At this point, Eddington begins to feel like it’s riding a dangerous line between critique and exploitation. While Aster’s detached, ironic tone works for skewering pandemic misinformation, it becomes more problematic when applied to racial injustice. The film’s handling of non-white characters, particularly as the violence escalates, feels increasingly tone-deaf. The same absurdist lens that treats hydroxychloroquine memes with bemused horror is now turned on a much more deeply rooted pain, and the results are uneasy.
But perhaps that unease is the point. Eddington isn’t trying to comfort or clarify. It’s designed to offend, to provoke, to split the audience into camps just as America was split in 2020. In many ways, it succeeds brilliantly. It captures the absurdity of performative politics, the seductive pull of conspiracy culture, and the way fear makes people cling to nonsense as if it were truth. It holds a cracked mirror up to the modern world and dares the viewer to look.
That said, it also stumbles. The satire can feel glib. The metaphors grow too convoluted. The characters, particularly the non-white ones, sometimes feel like vehicles for shock value rather than fully realized people. The result is a film that is undeniably fascinating but not always satisfying. It invites endless debate about its meaning and morality, and perhaps that’s exactly what Aster intended.
By setting his film in a traditional Western framework—complete with dusty streets, political rivalries, and violent showdowns—Aster recontextualizes 2020 as a new kind of frontier. Instead of cattle rustlers and gold rushes, this frontier is defined by social media mobs, viral misinformation, and ideological standoffs in the produce aisle. The Wild West becomes a metaphor for a society that has lost its moral compass and is now driven by rage, insecurity, and a desperate need to belong to something—anything.

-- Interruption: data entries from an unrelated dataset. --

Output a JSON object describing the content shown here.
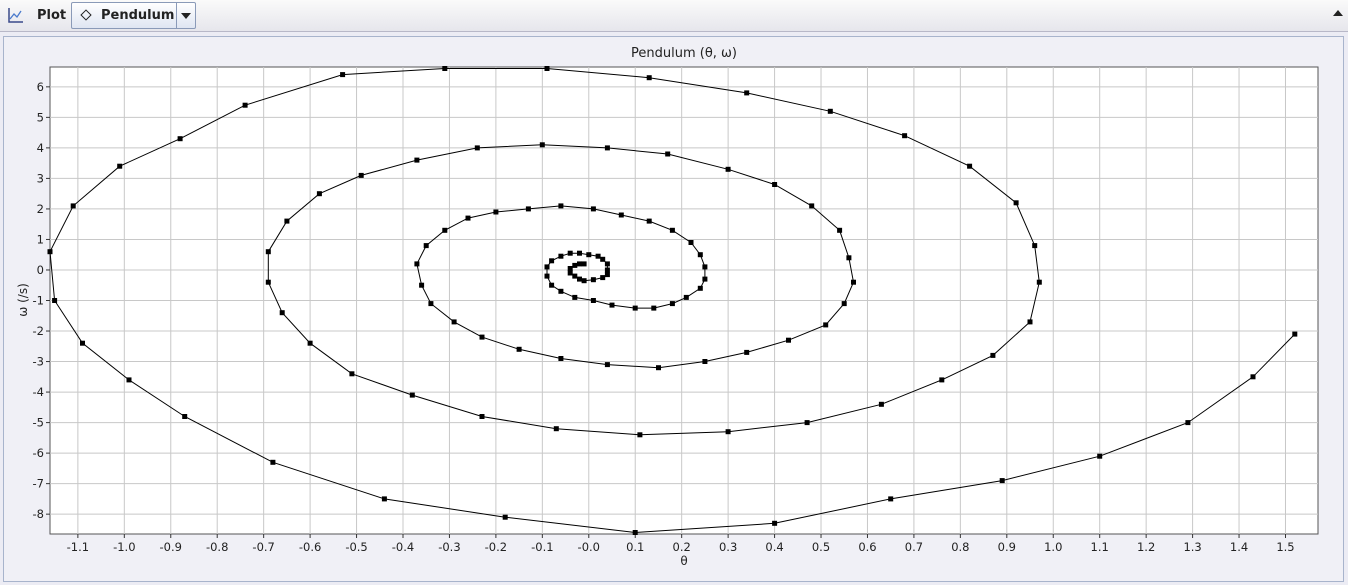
{
  "toolbar": {
    "plot_label": "Plot",
    "selector_label": "Pendulum",
    "icons": [
      "plot-icon",
      "diamond-icon",
      "dropdown-arrow-icon",
      "collapse-arrow-icon"
    ]
  },
  "chart_data": {
    "type": "scatter",
    "title": "Pendulum (θ, ω)",
    "xlabel": "θ",
    "ylabel": "ω (/s)",
    "xlim": [
      -1.16,
      1.57
    ],
    "ylim": [
      -8.65,
      6.65
    ],
    "grid": true,
    "x_ticks": [
      -1.1,
      -1.0,
      -0.9,
      -0.8,
      -0.7,
      -0.6,
      -0.5,
      -0.4,
      -0.3,
      -0.2,
      -0.1,
      -0.0,
      0.1,
      0.2,
      0.3,
      0.4,
      0.5,
      0.6,
      0.7,
      0.8,
      0.9,
      1.0,
      1.1,
      1.2,
      1.3,
      1.4,
      1.5
    ],
    "y_ticks": [
      -8,
      -7,
      -6,
      -5,
      -4,
      -3,
      -2,
      -1,
      0,
      1,
      2,
      3,
      4,
      5,
      6
    ],
    "marker": "square",
    "line_color": "#000000",
    "series": [
      {
        "points": [
          [
            1.52,
            -2.1
          ],
          [
            1.43,
            -3.5
          ],
          [
            1.29,
            -5.0
          ],
          [
            1.1,
            -6.1
          ],
          [
            0.89,
            -6.9
          ],
          [
            0.65,
            -7.5
          ],
          [
            0.4,
            -8.3
          ],
          [
            0.1,
            -8.6
          ],
          [
            -0.18,
            -8.1
          ],
          [
            -0.44,
            -7.5
          ],
          [
            -0.68,
            -6.3
          ],
          [
            -0.87,
            -4.8
          ],
          [
            -0.99,
            -3.6
          ],
          [
            -1.09,
            -2.4
          ],
          [
            -1.15,
            -1.0
          ],
          [
            -1.16,
            0.6
          ],
          [
            -1.11,
            2.1
          ],
          [
            -1.01,
            3.4
          ],
          [
            -0.88,
            4.3
          ],
          [
            -0.74,
            5.4
          ],
          [
            -0.53,
            6.4
          ],
          [
            -0.31,
            6.6
          ],
          [
            -0.09,
            6.6
          ],
          [
            0.13,
            6.3
          ],
          [
            0.34,
            5.8
          ],
          [
            0.52,
            5.2
          ],
          [
            0.68,
            4.4
          ],
          [
            0.82,
            3.4
          ],
          [
            0.92,
            2.2
          ],
          [
            0.96,
            0.8
          ],
          [
            0.97,
            -0.4
          ],
          [
            0.95,
            -1.7
          ],
          [
            0.87,
            -2.8
          ],
          [
            0.76,
            -3.6
          ],
          [
            0.63,
            -4.4
          ],
          [
            0.47,
            -5.0
          ],
          [
            0.3,
            -5.3
          ],
          [
            0.11,
            -5.4
          ],
          [
            -0.07,
            -5.2
          ],
          [
            -0.23,
            -4.8
          ],
          [
            -0.38,
            -4.1
          ],
          [
            -0.51,
            -3.4
          ],
          [
            -0.6,
            -2.4
          ],
          [
            -0.66,
            -1.4
          ],
          [
            -0.69,
            -0.4
          ],
          [
            -0.69,
            0.6
          ],
          [
            -0.65,
            1.6
          ],
          [
            -0.58,
            2.5
          ],
          [
            -0.49,
            3.1
          ],
          [
            -0.37,
            3.6
          ],
          [
            -0.24,
            4.0
          ],
          [
            -0.1,
            4.1
          ],
          [
            0.04,
            4.0
          ],
          [
            0.17,
            3.8
          ],
          [
            0.3,
            3.3
          ],
          [
            0.4,
            2.8
          ],
          [
            0.48,
            2.1
          ],
          [
            0.54,
            1.3
          ],
          [
            0.56,
            0.4
          ],
          [
            0.57,
            -0.4
          ],
          [
            0.55,
            -1.1
          ],
          [
            0.51,
            -1.8
          ],
          [
            0.43,
            -2.3
          ],
          [
            0.34,
            -2.7
          ],
          [
            0.25,
            -3.0
          ],
          [
            0.15,
            -3.2
          ],
          [
            0.04,
            -3.1
          ],
          [
            -0.06,
            -2.9
          ],
          [
            -0.15,
            -2.6
          ],
          [
            -0.23,
            -2.2
          ],
          [
            -0.29,
            -1.7
          ],
          [
            -0.34,
            -1.1
          ],
          [
            -0.36,
            -0.5
          ],
          [
            -0.37,
            0.2
          ],
          [
            -0.35,
            0.8
          ],
          [
            -0.31,
            1.3
          ],
          [
            -0.26,
            1.7
          ],
          [
            -0.2,
            1.9
          ],
          [
            -0.13,
            2.0
          ],
          [
            -0.06,
            2.1
          ],
          [
            0.01,
            2.0
          ],
          [
            0.07,
            1.8
          ],
          [
            0.13,
            1.6
          ],
          [
            0.18,
            1.3
          ],
          [
            0.22,
            0.9
          ],
          [
            0.24,
            0.5
          ],
          [
            0.25,
            0.1
          ],
          [
            0.25,
            -0.3
          ],
          [
            0.24,
            -0.6
          ],
          [
            0.21,
            -0.9
          ],
          [
            0.18,
            -1.1
          ],
          [
            0.14,
            -1.25
          ],
          [
            0.1,
            -1.25
          ],
          [
            0.05,
            -1.15
          ],
          [
            0.01,
            -1.0
          ],
          [
            -0.03,
            -0.9
          ],
          [
            -0.06,
            -0.7
          ],
          [
            -0.08,
            -0.5
          ],
          [
            -0.09,
            -0.2
          ],
          [
            -0.09,
            0.1
          ],
          [
            -0.08,
            0.3
          ],
          [
            -0.06,
            0.45
          ],
          [
            -0.04,
            0.55
          ],
          [
            -0.02,
            0.55
          ],
          [
            0.0,
            0.5
          ],
          [
            0.02,
            0.45
          ],
          [
            0.03,
            0.35
          ],
          [
            0.04,
            0.2
          ],
          [
            0.04,
            0.0
          ],
          [
            0.04,
            -0.15
          ],
          [
            0.03,
            -0.25
          ],
          [
            0.01,
            -0.32
          ],
          [
            -0.01,
            -0.35
          ],
          [
            -0.02,
            -0.3
          ],
          [
            -0.03,
            -0.2
          ],
          [
            -0.04,
            -0.1
          ],
          [
            -0.04,
            0.05
          ],
          [
            -0.03,
            0.15
          ],
          [
            -0.02,
            0.2
          ],
          [
            -0.01,
            0.2
          ]
        ]
      }
    ]
  }
}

As Eddington barrels toward its bloody finale, it doesn’t offer redemption or resolution. There’s no lesson, no catharsis—just a haunting echo of what we’ve lived through, filtered through satire, tragedy, and genre-bending madness. In that sense, it’s a work of art that holds up a middle finger to traditional narrative structure and dares you to follow anyway.
Is it a masterpiece? A disaster? A social experiment? Maybe all three. But if you walk out of Eddington enraged, confused, or disturbed, you’ve experienced exactly what Aster intended.Filed from the Cannes Film Festival on May 17, Eddington opens in theaters July 18—and whether you love it or loathe it, it promises to be one of the most talked-about films of the year.